Nach dem Zweiten Weltkrieg spielte die Erinnerung an die Konzentrationslager oder die Tabuisierung dieser Erfahrung im Bemühen der europäischen Staaten zur Konsolidierung oder Neuformulierung ihrer nationalen Identität eine wichtige Rolle. Während einige Staaten sie zum zentralen Bestandteil ihrer Gründungsmythen und Gedenkkulturen machten, tabuisierten sie andere über mehr oder weniger lange Zeiträume. Die Abkehr von den patriotischen Meistererzählungen der ersten Nachkriegsjahrzehnte, in denen die aus politischen Gründen Deportierten als Helden und Opfer eine zentrale Rolle spielten, zu einer "Völkermord-Erinnerung", die sich vorrangig mit den schmerzlichen und traumatischen Erfahrungen auseinandersetzt und die Zentralität des Holocaust betont, hatte für die Bedingungen, unter denen Überlebende ihre Lebens- und Verfolgungsgeschichten erzählen konnten, weitreichende Konsequenzen für die individuelle Trauma-Überwindung und Identitätsbildung und für die nationsbildenden "kollektiven Erinnerungen". Die lange Zeit dominierende Erinnerung an die "politischen" Häftlinge der Konzentrationslager etwa wurde ab den späten 1970er Jahren durch bis dahin "vergessene" Häftlingsgruppen ergänzt, darunter v.a. Juden, Roma und Sinti, Homosexuelle und Zeugen Jehovas. Auch die weiblichen KZ-Häftlinge, deren Erinnerung bis vor kurzem praktisch auf die Gedenkstätte Ravensbrück beschränkt war, oder sogenannte "asoziale" Häftlinge sind mittlerweile auch in Mauthausen in den Focus des Erinnerns und Gedenkens gerückt.

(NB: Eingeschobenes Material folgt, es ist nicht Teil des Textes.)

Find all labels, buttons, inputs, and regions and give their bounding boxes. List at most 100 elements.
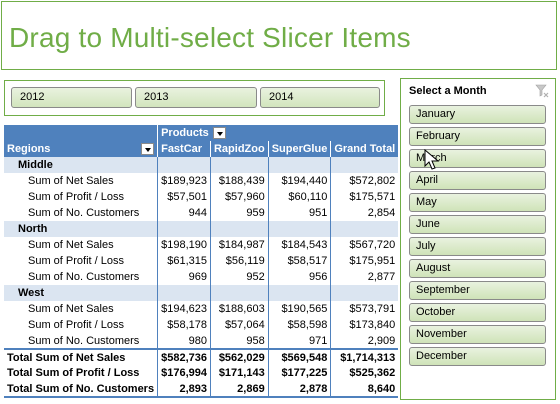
table-row: Sum of Profit / Loss $57,501 $57,960 $60…	[4, 189, 399, 205]
col-header-grand-total: Grand Total	[330, 141, 399, 157]
month-slicer-item-december[interactable]: December	[409, 347, 546, 366]
total-row: Total Sum of Profit / Loss $176,994 $171…	[4, 365, 399, 381]
col-header-fastcar: FastCar	[157, 141, 211, 157]
cell: $573,791	[330, 301, 399, 317]
cell: $60,110	[267, 189, 331, 205]
row-label: Sum of Net Sales	[28, 303, 114, 315]
group-label: North	[4, 221, 158, 237]
products-filter-dropdown-icon[interactable]	[212, 127, 226, 140]
cell: $58,517	[267, 253, 331, 269]
title-shape: Drag to Multi-select Slicer Items	[1, 1, 557, 70]
pivot-table: Products Regions FastCar RapidZoo SuperG…	[4, 125, 399, 398]
cell: $173,840	[330, 317, 399, 333]
month-slicer-item-january[interactable]: January	[409, 105, 546, 124]
cell: 2,878	[267, 381, 331, 398]
cell: $562,029	[209, 348, 269, 365]
cell: $190,565	[267, 301, 331, 317]
products-label: Products	[161, 126, 209, 139]
table-row: Sum of No. Customers 980 958 971 2,909	[4, 333, 399, 349]
cell: $177,225	[267, 365, 331, 381]
cell: 2,877	[330, 269, 399, 285]
cell: $569,548	[267, 348, 331, 365]
cell: $57,064	[209, 317, 269, 333]
year-slicer-item-2013[interactable]: 2013	[135, 87, 257, 108]
year-slicer-item-2014[interactable]: 2014	[260, 87, 380, 108]
cell: $57,501	[157, 189, 211, 205]
cell: $58,178	[157, 317, 211, 333]
clear-filter-icon[interactable]	[535, 84, 549, 98]
cell: $175,951	[330, 253, 399, 269]
cell: 969	[157, 269, 211, 285]
cell: $525,362	[330, 365, 399, 381]
table-row: Sum of No. Customers 944 959 951 2,854	[4, 205, 399, 221]
month-slicer-item-may[interactable]: May	[409, 193, 546, 212]
cell: $57,960	[209, 189, 269, 205]
group-row-north: North	[4, 221, 399, 237]
month-slicer-item-september[interactable]: September	[409, 281, 546, 300]
cell: $189,923	[157, 173, 211, 189]
month-slicer-item-july[interactable]: July	[409, 237, 546, 256]
products-field-header: Products	[157, 125, 399, 141]
cell: $61,315	[157, 253, 211, 269]
month-slicer-item-june[interactable]: June	[409, 215, 546, 234]
cell: $176,994	[157, 365, 211, 381]
table-row: Sum of Net Sales $198,190 $184,987 $184,…	[4, 237, 399, 253]
group-row-west: West	[4, 285, 399, 301]
cell: 951	[267, 205, 331, 221]
regions-field-header: Regions	[4, 141, 158, 157]
cell: $175,571	[330, 189, 399, 205]
cell: 980	[157, 333, 211, 349]
col-header-superglue: SuperGlue	[267, 141, 331, 157]
month-slicer-item-february[interactable]: February	[409, 127, 546, 146]
cell: $171,143	[209, 365, 269, 381]
row-label: Sum of No. Customers	[28, 271, 140, 283]
total-label: Total Sum of Net Sales	[4, 348, 158, 365]
cell: 2,869	[209, 381, 269, 398]
table-row: Sum of Profit / Loss $58,178 $57,064 $58…	[4, 317, 399, 333]
cell: $194,623	[157, 301, 211, 317]
cell: $184,987	[209, 237, 269, 253]
page-title: Drag to Multi-select Slicer Items	[9, 22, 411, 53]
cell: 944	[157, 205, 211, 221]
month-slicer-item-october[interactable]: October	[409, 303, 546, 322]
cell: 959	[209, 205, 269, 221]
group-row-middle: Middle	[4, 157, 399, 173]
row-label: Sum of Profit / Loss	[28, 255, 124, 267]
group-label: Middle	[4, 157, 158, 173]
total-label: Total Sum of Profit / Loss	[7, 367, 140, 379]
table-row: Sum of No. Customers 969 952 956 2,877	[4, 269, 399, 285]
month-slicer-header: Select a Month	[409, 85, 487, 97]
cell: $572,802	[330, 173, 399, 189]
cell: 952	[209, 269, 269, 285]
month-slicer-item-april[interactable]: April	[409, 171, 546, 190]
table-row: Sum of Profit / Loss $61,315 $56,119 $58…	[4, 253, 399, 269]
cell: $1,714,313	[330, 348, 399, 365]
row-label: Sum of No. Customers	[28, 207, 140, 219]
month-slicer: Select a Month January February March Ap…	[400, 78, 556, 400]
table-row: Sum of Net Sales $194,623 $188,603 $190,…	[4, 301, 399, 317]
total-row: Total Sum of Net Sales $582,736 $562,029…	[4, 348, 399, 365]
cell: 971	[267, 333, 331, 349]
cell: 958	[209, 333, 269, 349]
cell: $56,119	[209, 253, 269, 269]
cell: $194,440	[267, 173, 331, 189]
group-label: West	[4, 285, 158, 301]
row-label: Sum of Net Sales	[28, 239, 114, 251]
cell: $188,439	[209, 173, 269, 189]
cell: 2,893	[157, 381, 211, 398]
cell: 956	[267, 269, 331, 285]
pivot-header-row-1: Products	[4, 125, 399, 141]
year-slicer: 2012 2013 2014	[4, 80, 385, 116]
total-row: Total Sum of No. Customers 2,893 2,869 2…	[4, 381, 399, 398]
regions-filter-dropdown-icon[interactable]	[141, 143, 155, 155]
month-slicer-item-august[interactable]: August	[409, 259, 546, 278]
mouse-pointer-icon	[424, 149, 440, 170]
year-slicer-item-2012[interactable]: 2012	[11, 87, 132, 108]
month-slicer-item-november[interactable]: November	[409, 325, 546, 344]
row-label: Sum of Profit / Loss	[28, 191, 124, 203]
pivot-header-row-2: Regions FastCar RapidZoo SuperGlue Grand…	[4, 141, 399, 157]
cell: 2,854	[330, 205, 399, 221]
pivot-header-empty	[4, 125, 158, 141]
cell: $567,720	[330, 237, 399, 253]
row-label: Sum of No. Customers	[28, 334, 140, 347]
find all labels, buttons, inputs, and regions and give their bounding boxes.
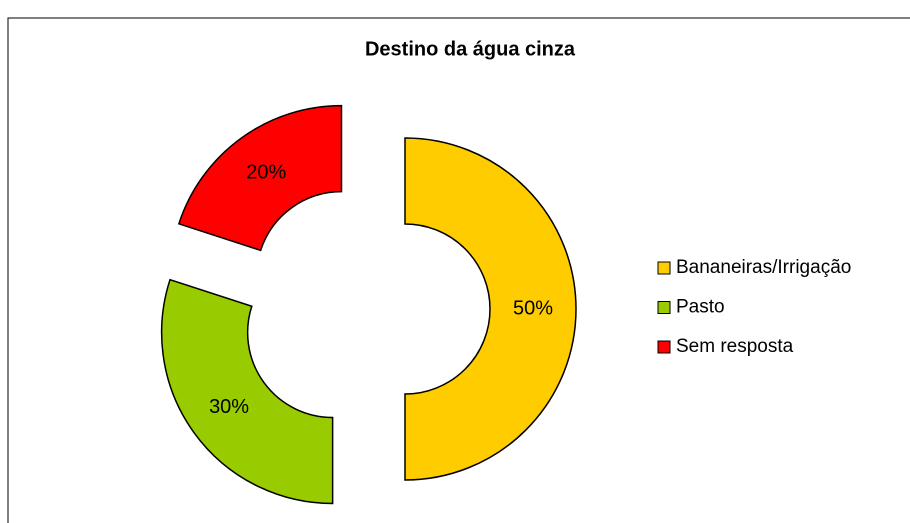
chart-title: Destino da água cinza <box>365 38 576 60</box>
legend-label: Pasto <box>676 297 725 318</box>
legend-label: Bananeiras/Irrigação <box>676 257 851 278</box>
legend-swatch <box>657 301 671 314</box>
legend-label: Sem resposta <box>676 336 794 357</box>
data-label: 30% <box>209 396 249 418</box>
data-label: 50% <box>513 297 553 319</box>
donut-segment <box>160 278 334 505</box>
donut-segment <box>404 137 577 481</box>
data-label: 20% <box>246 161 286 183</box>
legend-swatch <box>657 261 671 275</box>
donut-segment <box>177 104 343 252</box>
legend-swatch <box>657 340 671 354</box>
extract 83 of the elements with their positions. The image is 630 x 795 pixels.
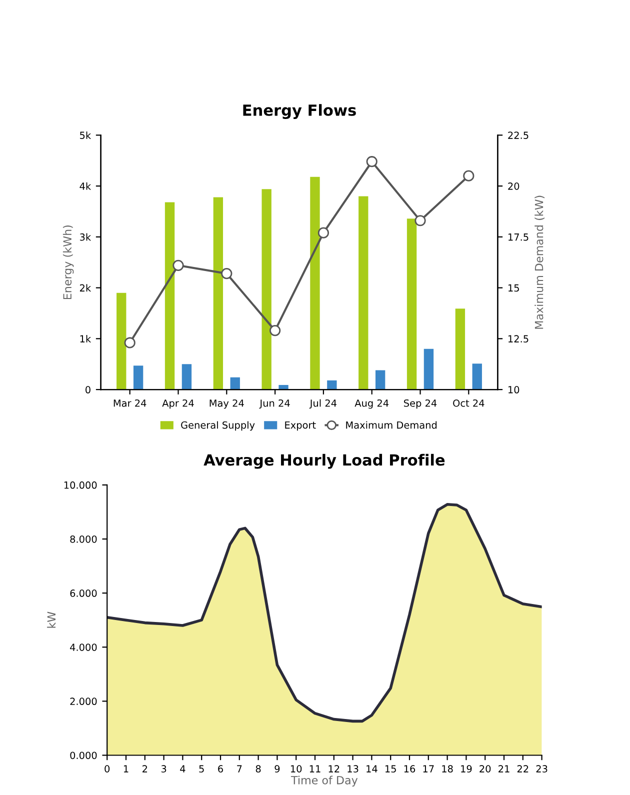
bar (472, 364, 482, 390)
bar (327, 380, 337, 390)
x-tick-label: Jul 24 (309, 399, 336, 409)
x-axis-title: Time of Day (290, 776, 358, 787)
x-tick-label: 11 (310, 765, 320, 772)
point (269, 324, 281, 336)
y-tick-label: 2k (80, 284, 92, 292)
x-tick-label: Mar 24 (114, 399, 146, 407)
x-tick-label: 23 (536, 765, 548, 772)
bar (213, 197, 224, 390)
x-tick-label: 13 (348, 765, 358, 772)
x-tick-label: 12 (328, 765, 340, 772)
x-tick-label: 0 (104, 765, 110, 772)
x-tick-label: 21 (498, 765, 510, 772)
x-tick-label: 20 (480, 765, 491, 772)
bar (133, 366, 144, 390)
x-tick-label: 22 (517, 765, 528, 772)
y2-tick-label: 20 (508, 182, 520, 190)
bar (375, 370, 386, 390)
y2-tick-label: 17.5 (508, 234, 528, 241)
x-tick-label: Jun 24 (259, 399, 290, 409)
y-axis-title: kW (47, 612, 56, 628)
y2-tick-label: 22.5 (508, 132, 528, 139)
x-tick-label: 2 (142, 765, 148, 772)
bar (455, 308, 466, 390)
y-tick-label: 10.000 (64, 481, 97, 489)
bar (278, 384, 288, 390)
x-tick-label: 18 (442, 765, 453, 772)
y-tick-label: 3k (80, 233, 92, 241)
bar (116, 292, 126, 390)
y-tick-label: 6.000 (70, 590, 97, 597)
legend-label: General Supply (181, 421, 255, 431)
point (172, 260, 184, 271)
x-tick-label: May 24 (210, 399, 244, 409)
bar (230, 377, 240, 390)
point (366, 156, 378, 168)
x-tick-label: 7 (237, 765, 242, 772)
y2-axis-title: Maximum Demand (kW) (534, 196, 545, 329)
x-tick-label: 14 (366, 765, 378, 772)
point (124, 337, 136, 348)
point (414, 215, 426, 226)
x-tick-label: 15 (385, 765, 396, 772)
bar (424, 348, 434, 390)
bar (182, 364, 192, 390)
legend-label: Maximum Demand (346, 421, 437, 429)
y-axis-title: Energy (kWh) (62, 226, 74, 300)
bar (310, 176, 320, 390)
x-tick-label: 3 (161, 765, 166, 772)
x-tick-label: 17 (423, 765, 434, 772)
x-tick-label: Aug 24 (354, 399, 389, 409)
x-tick-label: 16 (404, 765, 416, 772)
x-tick-label: Apr 24 (162, 399, 194, 409)
point (318, 227, 330, 238)
x-tick-label: 6 (218, 765, 223, 772)
y2-tick-label: 10 (508, 386, 520, 394)
y2-tick-label: 15 (508, 284, 519, 292)
chart-title: Energy Flows (243, 104, 356, 119)
x-tick-label: 4 (180, 765, 186, 772)
point (463, 170, 474, 182)
legend-label: Export (285, 421, 316, 431)
x-tick-label: 9 (274, 765, 280, 772)
x-tick-label: Oct 24 (453, 399, 484, 407)
x-tick-label: Sep 24 (404, 399, 437, 409)
y-tick-label: 4k (80, 182, 92, 190)
y-tick-label: 8.000 (70, 535, 97, 543)
x-tick-label: 1 (124, 765, 128, 772)
y-tick-label: 0 (86, 386, 90, 394)
y-tick-label: 5k (80, 131, 92, 139)
x-tick-label: 8 (256, 765, 261, 772)
bar (164, 202, 175, 390)
x-tick-label: 19 (461, 765, 472, 772)
bar (262, 189, 272, 390)
y-tick-label: 1k (80, 334, 92, 342)
y-tick-label: 2.000 (70, 698, 97, 706)
x-tick-label: 5 (199, 765, 204, 772)
y-tick-label: 0.000 (70, 752, 97, 760)
y2-tick-label: 12.5 (508, 335, 528, 342)
bar (406, 218, 417, 390)
x-tick-label: 10 (290, 765, 302, 772)
y-tick-label: 4.000 (70, 644, 97, 651)
bar (358, 196, 368, 390)
chart-title: Average Hourly Load Profile (204, 454, 445, 469)
point (221, 268, 232, 280)
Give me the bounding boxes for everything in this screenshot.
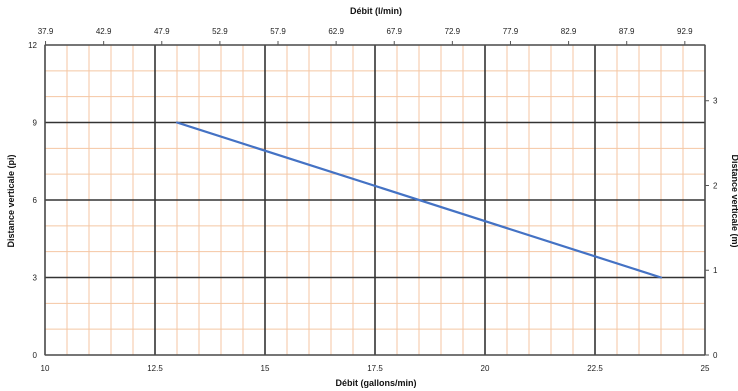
x-tick-label-bottom: 25: [701, 364, 710, 373]
x-tick-label-top: 57.9: [270, 27, 286, 36]
x-tick-label-top: 72.9: [445, 27, 461, 36]
right-tick-labels: 0 1 2 3: [705, 97, 718, 360]
y-axis-title-left: Distance verticale (pi): [6, 154, 16, 247]
x-tick-label-bottom: 22.5: [587, 364, 603, 373]
y-tick-label-left: 3: [33, 274, 38, 283]
x-tick-label-top: 62.9: [328, 27, 344, 36]
x-tick-label-bottom: 10: [41, 364, 50, 373]
x-tick-label-bottom: 15: [261, 364, 270, 373]
x-tick-label-top: 92.9: [677, 27, 693, 36]
x-tick-label-top: 77.9: [503, 27, 519, 36]
y-tick-label-right: 1: [713, 266, 718, 275]
x-tick-label-top: 47.9: [154, 27, 170, 36]
major-grid: [44, 44, 706, 356]
plot-frame: [44, 44, 706, 356]
series-line: [175, 121, 663, 279]
bottom-tick-labels: 10 12.5 15 17.5 20 22.5 25: [41, 364, 710, 373]
y-tick-label-right: 0: [713, 351, 718, 360]
x-tick-label-top: 52.9: [212, 27, 228, 36]
x-tick-label-top: 67.9: [386, 27, 402, 36]
y-tick-label-right: 2: [713, 181, 718, 190]
x-axis-title-top: Débit (l/min): [350, 6, 402, 16]
x-tick-label-bottom: 17.5: [367, 364, 383, 373]
x-tick-label-bottom: 12.5: [147, 364, 163, 373]
x-tick-label-top: 82.9: [561, 27, 577, 36]
left-tick-labels: 0 3 6 9 12: [28, 41, 37, 360]
x-tick-label-bottom: 20: [481, 364, 490, 373]
y-tick-label-left: 0: [33, 351, 38, 360]
x-tick-label-top: 42.9: [96, 27, 112, 36]
y-tick-label-right: 3: [713, 97, 718, 106]
x-axis-title-bottom: Débit (gallons/min): [336, 378, 417, 388]
x-tick-label-top: 37.9: [38, 27, 54, 36]
y-tick-label-left: 6: [33, 196, 38, 205]
top-tick-labels: 37.9 42.9 47.9 52.9 57.9 62.9 67.9 72.9 77.9 82.9…: [38, 27, 693, 45]
y-axis-title-right: Distance verticale (m): [730, 154, 738, 247]
y-tick-label-left: 12: [28, 41, 37, 50]
x-tick-label-top: 87.9: [619, 27, 635, 36]
series-layer: [175, 121, 663, 279]
y-tick-label-left: 9: [33, 119, 38, 128]
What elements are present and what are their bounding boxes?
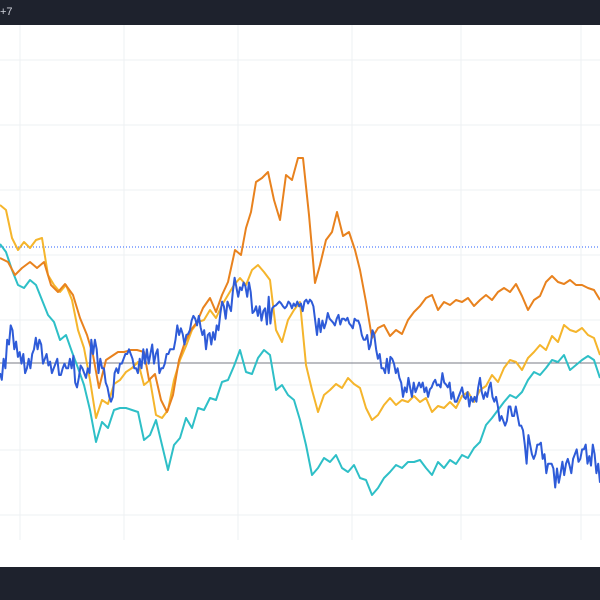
series-lines xyxy=(0,157,600,496)
series-line-teal xyxy=(0,243,600,496)
toolbar-text: +7 xyxy=(0,6,13,18)
grid xyxy=(0,25,600,540)
chart-area[interactable]: Tháng 4Tháng NămTháng 6Tháng 7Tháng TámT… xyxy=(0,25,600,561)
bottom-toolbar xyxy=(0,567,600,600)
series-line-orange xyxy=(0,157,600,413)
line-chart[interactable]: Tháng 4Tháng NămTháng 6Tháng 7Tháng TámT… xyxy=(0,25,600,561)
top-toolbar: +7 xyxy=(0,0,600,25)
series-line-blue xyxy=(0,276,600,489)
series-line-yellow xyxy=(0,204,600,421)
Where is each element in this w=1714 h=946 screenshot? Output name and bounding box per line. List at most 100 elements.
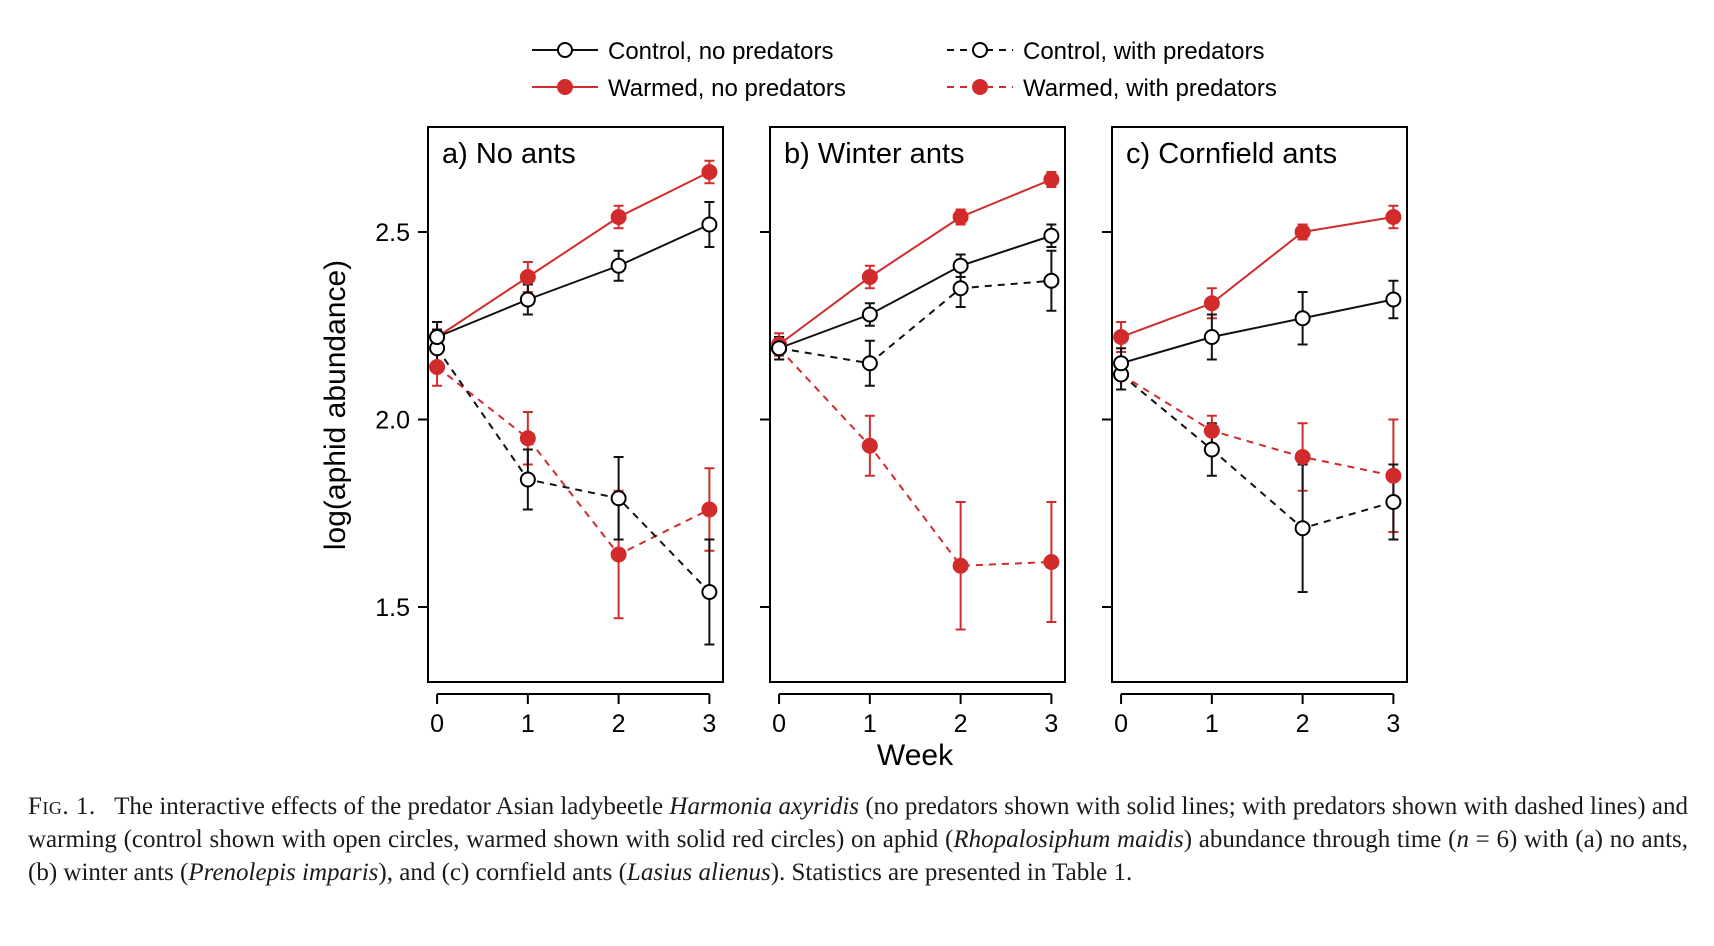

Ziel dieses Projektteils ist es somit, die Erinnerungen der Überlebenden in ihre jeweiligen Lebenswelten zu kontextualisieren und die Bedingungen des Sprechens über Mauthausen zu untersuchen. Nach den individuellen Lebens- und Verfolgungswegen stehen hier die "Gruppengedächtnisse" im Vordergrund. Es wird daher Aufgabe der Kooperationspartner in den jeweiligen Ländern sein, diese "Gruppengedächtnisse" zu identifizieren und im Rahmen von Kollektivbiographien zu untersuchen. In einem zweiten Schritt sollen diese Ergebnisse von den Projektbearbeitern in Österreich komparativ analysiert werden.